The problems (and rewards) experienced by Schumann were also prominent in the career of Hector Berlioz. Each of them had pronounced literary talents as well as conspicuous musical gifts. They both understood their place in the grand succession of classical and romantic styles at the same time as they initially lacked the kind of knowledge of music acquired from childhood as a lifelong trade. Nineteenth-century pedants punished them by declaring that Schumann did not know how to score orchestrally and that Berlioz (who certainly did know) displayed his knowledge in an unacceptably noisy way and committed the cardinal sin of writing false basses.
The SSO found a happy programming parallel to the close association of Mendelssohn with the Schumanns in electing to follow Schumann’s first and second symphonies with the Mendelssohn violin concerto. The soloist was the German violinist Christian Tetzlaff, who applied himself to his task with a gestural scope that might have been initially thought appropriate to a suffering Christ figure from a medieval carving.
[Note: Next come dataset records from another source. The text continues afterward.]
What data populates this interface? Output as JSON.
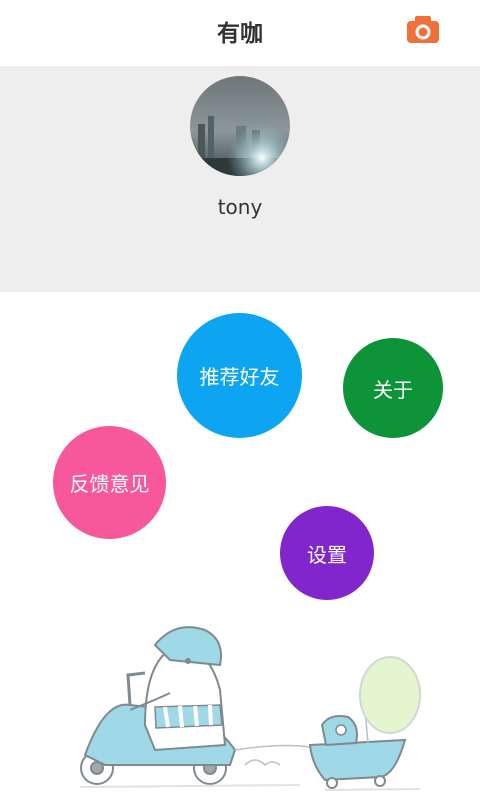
{
  "header": {
    "title": "有咖",
    "camera_icon": "camera-icon"
  },
  "profile": {
    "username": "tony",
    "avatar": "avatar-photo"
  },
  "menu": {
    "recommend_label": "推荐好友",
    "about_label": "关于",
    "feedback_label": "反馈意见",
    "settings_label": "设置"
  },
  "colors": {
    "recommend": "#0da5f2",
    "about": "#0d9438",
    "feedback": "#f7589c",
    "settings": "#8126cc",
    "camera": "#f0703a",
    "profile_bg": "#eeeeee"
  },
  "illustration": "scooter-character-illustration"
}
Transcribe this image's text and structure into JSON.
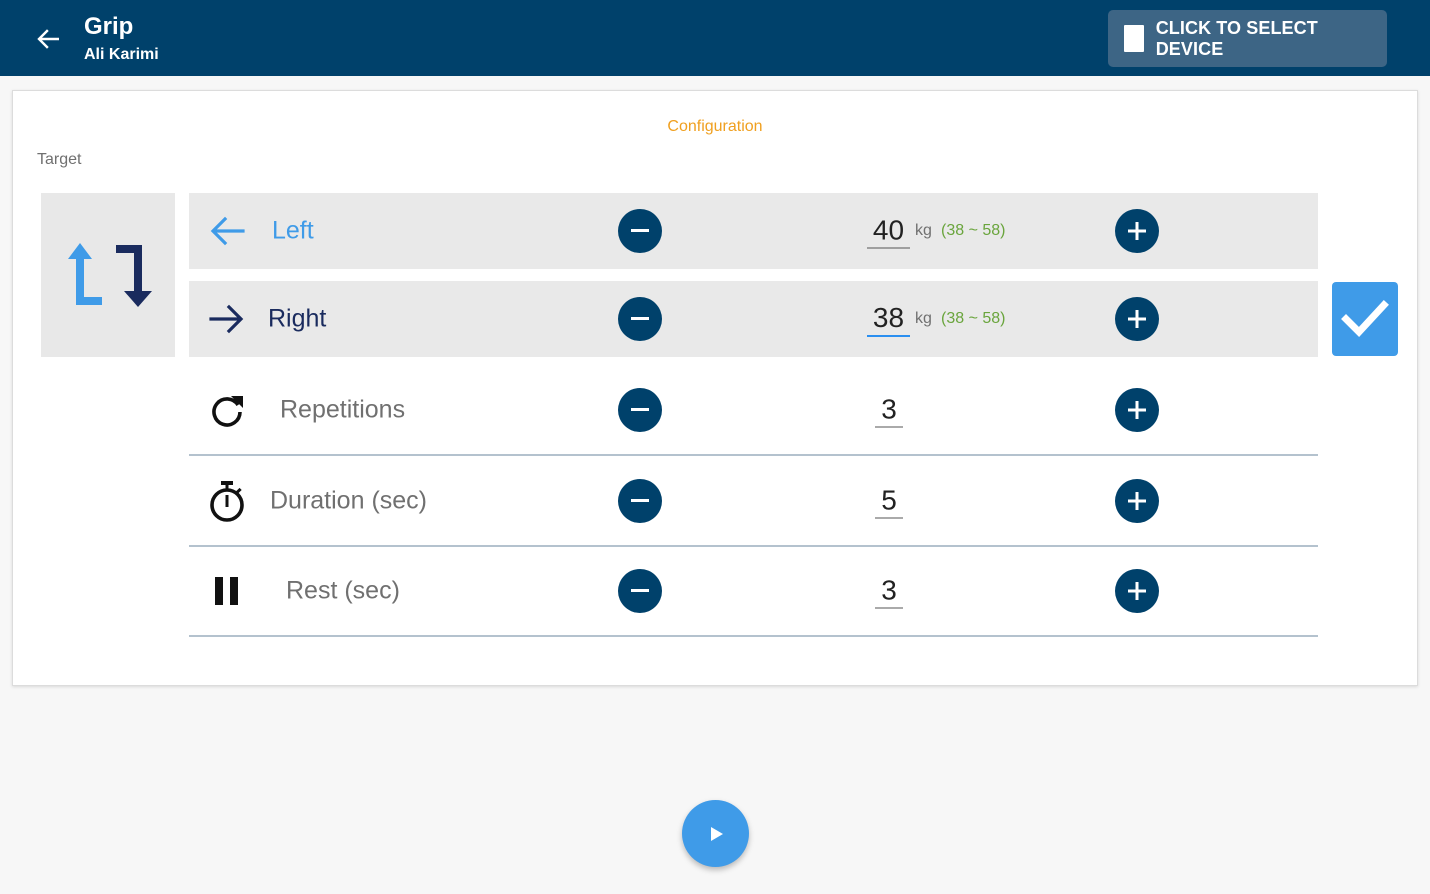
{
  "appbar": {
    "title": "Grip",
    "subtitle": "Ali Karimi",
    "device_button_label": "CLICK TO SELECT DEVICE",
    "background_color": "#00416b"
  },
  "config": {
    "title": "Configuration",
    "target_label": "Target",
    "swap_icon": "swap-arrows-icon",
    "left": {
      "label": "Left",
      "icon": "arrow-left-icon",
      "value": "40",
      "unit": "kg",
      "range": "(38 ~ 58)"
    },
    "right": {
      "label": "Right",
      "icon": "arrow-right-icon",
      "value": "38",
      "unit": "kg",
      "range": "(38 ~ 58)",
      "selected": true
    },
    "repetitions": {
      "label": "Repetitions",
      "icon": "repeat-icon",
      "value": "3"
    },
    "duration": {
      "label": "Duration (sec)",
      "icon": "stopwatch-icon",
      "value": "5"
    },
    "rest": {
      "label": "Rest (sec)",
      "icon": "pause-icon",
      "value": "3"
    }
  },
  "fab": {
    "icon": "play-icon"
  },
  "colors": {
    "accent_blue": "#3f9be8",
    "navy": "#00416b",
    "orange": "#f0a020",
    "green": "#6aa53d"
  }
}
The performance that followed more than warranted its visual passion, not least in those moments when Tetzlaff showed how solo violin tone could be thinned to a thread of sound without seeming to lose a particle of its acoustic life, audibility, and expressive character. Robertson’s skilful adjustment of the orchestral share of this lyrical masterpiece was an important element in rousing the audience to stamping, spontaneously full-throated recognition of the exceptional nature of the solo performance.
Tetzlaff was again the soloist in the second Schumann program, interposing an exuberantly inventive concerto by a contemporary German composer Jörg Widmann between symphonies 3 and 4. Widmann’s manner in this one-movement work is to include what seems like every possible violinistic effect and contrast in close succession; so much so that Tetzlaff kept a score in view, attended by an efficient page-turner. It says much for the belief in the music expressed by both soloist and orchestra that the concerto was heard attentively and applauded with appreciation.
The Sydney Symphony Orchestra’s performances of Robert Schumann’s four symphonies were conducted by David Robertson, in the Sydney Concert Hall. Performances attended 11 and 16 February.